Concerning what to store - for each read of the data there is a corresponding read of the link list during the search and, in addition, they can be collocated (in case mmap is done within the index), so probably putting them together would not slow down index that much. Something similar (storage of both links and data in the lower level) was studied in [https://proceedings.neurips.cc//paper/2020/file/788d986905533aba051261497ecffcbb-Paper.pdf] (and overall IMO it makes sense to bother insights from the paper).

dbespalov commented 3 years ago

@louisabraham @yurymalkov

I think both of these features would be extremely useful!!

I have recently added pickle support to the python bindings, and the internal data storage of the HierarchicalNSW (NHSW) class, implemented in hnswlag.h, is fresh in my head. Maybe, I can offer some insights here as well.

Data points are stored in data_level0_memory_ array, defined on line 120. The points are stored together with external labels, and links for the first layer (level 0). They are copied into data_level0_memory_ by HNSW methods addPoint and updatePoint on lines 1030 and 833. Access to points in data_level0_memory_ is encapsulated with inline method getDataByInternalId defined on line 151.

One option could be to store point id's in data_level0_memory_, instead of actual data points. These id's would then be used by getDataByInternalId to load points from some external table. In this case, signatures for addPoint and updatePoint would have to change from

void addPoint(const void *data_point, labeltype label) ;
void updatePoint(const void *dataPoint, tableint internalId, float updateNeighborProbability) ;

to something like

 void addPoint(pointtype point_id, labeltype label);
 void updatePoint(pointtype point_id, tableint internalId, float updateNeighborProbability);

I think as long as points are not modified after insertion into the table, synchronization logic from HNSW should work for this case as is. So, maybe the original HNSW class can be extended to implement both features.

jonathangomesselman commented 2 years ago

@dbespalov @yurymalkov @louisabraham

This is an incredibly interesting thread and very relevant to a use case that I am looking into where I am hoping to use an ANN algorithm on a machine with limited RAM. I was wondering if anything ever came of this thread in terms of allowing for memory-mapped files? Thanks in advance for more info!

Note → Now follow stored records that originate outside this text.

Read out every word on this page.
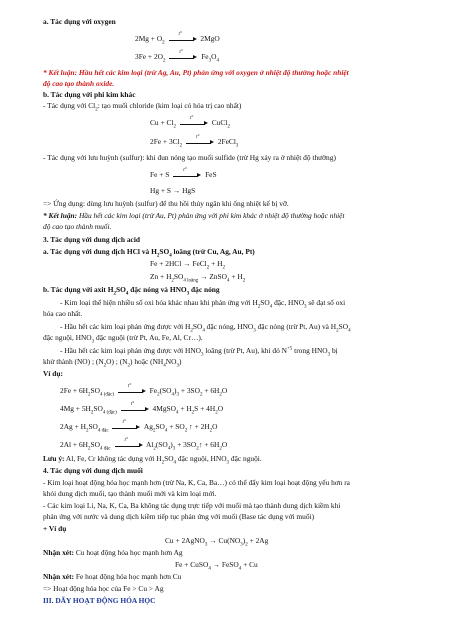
a. Tác dụng với oxygen
$2Mg + O_2$
t° 2MgO
$3Fe + 2O_2$
t° $Fe_3O_4$
* Kết luận: Hầu hết các kim loại (trừ Ag, Au, Pt) phản ứng với oxygen ở nhiệt độ thường hoặc nhiệt
độ cao tạo thành oxide.
b. Tác dụng với phi kim khác
- Tác dụng với $Cl_2$: tạo muối chloride (kim loại có hóa trị cao nhất)
$Cu + Cl_2$
t° CuCl$_2$
$2Fe + 3Cl_2$
t° 2FeCl$_3$
- Tác dụng với lưu huỳnh (sulfur): khi đun nóng tạo muối sulfide (trừ Hg xảy ra ở nhiệt độ thường)
Fe + S t° FeS
Hg + S → HgS
=> Ứng dụng: dùng lưu huỳnh (sulfur) để thu hồi thủy ngân khi ống nhiệt kế bị vỡ.
* Kết luận: Hầu hết các kim loại (trừ Au, Pt) phản ứng với phi kim khác ở nhiệt độ thường hoặc nhiệt
độ cao tạo thành muối.
3. Tác dụng với dung dịch acid
a. Tác dụng với dung dịch HCl và $H_2SO_4$ loãng (trừ Cu, Ag, Au, Pt)
Fe + 2HCl → FeCl$_2$ + $H_2$
$Zn + H_2SO_{4 loãng}$ → ZnSO$_4$ + $H_2$
b. Tác dụng với axit $H_2SO_4$ đặc nóng và $HNO_3$ đặc nóng
- Kim loại thể hiện nhiều số oxi hóa khác nhau khi phản ứng với $H_2SO_4$ đặc, $HNO_3$ sẽ đạt số oxi
hóa cao nhất.
- Hầu hết các kim loại phản ứng được với $H_2SO_4$ đặc nóng, $HNO_3$ đặc nóng (trừ Pt, Au) và $H_2SO_4$
đặc nguội, $HNO_3$ đặc nguội (trừ Pt, Au, Fe, Al, Cr…).
- Hầu hết các kim loại phản ứng được với $HNO_3$ loãng (trừ Pt, Au), khi đó $N^{+5}$ trong $HNO_3$ bị
khử thành (NO) ; $(N_2O)$ ; $(N_2)$ hoặc $(NH_4NO_3)$
Ví dụ:
$2Fe + 6H_2SO_{4 (đặc)}$
t° $Fe_2(SO_4)_3 + 3SO_2 + 6H_2O$
$4Mg + 5H_2SO_{4 (đặc)}$
t° 4MgSO$_4$ + $H_2S + 4H_2O$
$2Ag + H_2SO_{4 đặc}$
t° $Ag_2SO_4 + SO_2$ ↑ + $2H_2O$
$2Al + 6H_2SO_{4 đặc}$
t° $Al_2(SO_4)_3$ + $3SO_2↑ + 6H_2O$
Lưu ý: Al, Fe, Cr không tác dụng với $H_2SO_4$ đặc nguội, $HNO_3$ đặc nguội.
4. Tác dụng với dung dịch muối
- Kim loại hoạt động hóa học mạnh hơn (trừ Na, K, Ca, Ba…) có thể đẩy kim loại hoạt động yếu hơn ra
khỏi dung dịch muối, tạo thành muối mới và kim loại mới.
- Các kim loại Li, Na, K, Ca, Ba không tác dụng trực tiếp với muối mà tạo thành dung dịch kiềm khi
phản ứng với nước và dung dịch kiềm tiếp tục phản ứng với muối (Base tác dụng với muối)
+ Ví dụ
Cu + 2AgNO$_3$ → $Cu(NO_3)_2 + 2Ag$
Nhận xét: Cu hoạt động hóa học mạnh hơn Ag
Fe + CuSO$_4$ → FeSO$_4$ + Cu
Nhận xét: Fe hoạt động hóa học mạnh hơn Cu
=> Hoạt động hóa học của Fe > Cu > Ag
III. DÃY HOẠT ĐỘNG HÓA HỌC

I am also curious @louisabraham if since creating this thread you have worked with other ANN libraries that accomplish this with similar performance to HNSW (which is pretty sweet!)?

louisabraham commented 2 years ago

Did you have a look at Annoy?

jonathangomesselman commented 2 years ago

I have a bit, but will certainly look more! Were you using the Spotify annoy library?

From looking at the ANN Benchmarks, I was hoping to find one of the stronger performing benchmarks - annoy seems relatively low performing in (Recall/Query speed) and generates a very large on disk index; however, maybe we get these performance hits because annoy is optimized for memory mapping and production characteristics. Eager to dig more into this, thanks @louisabraham!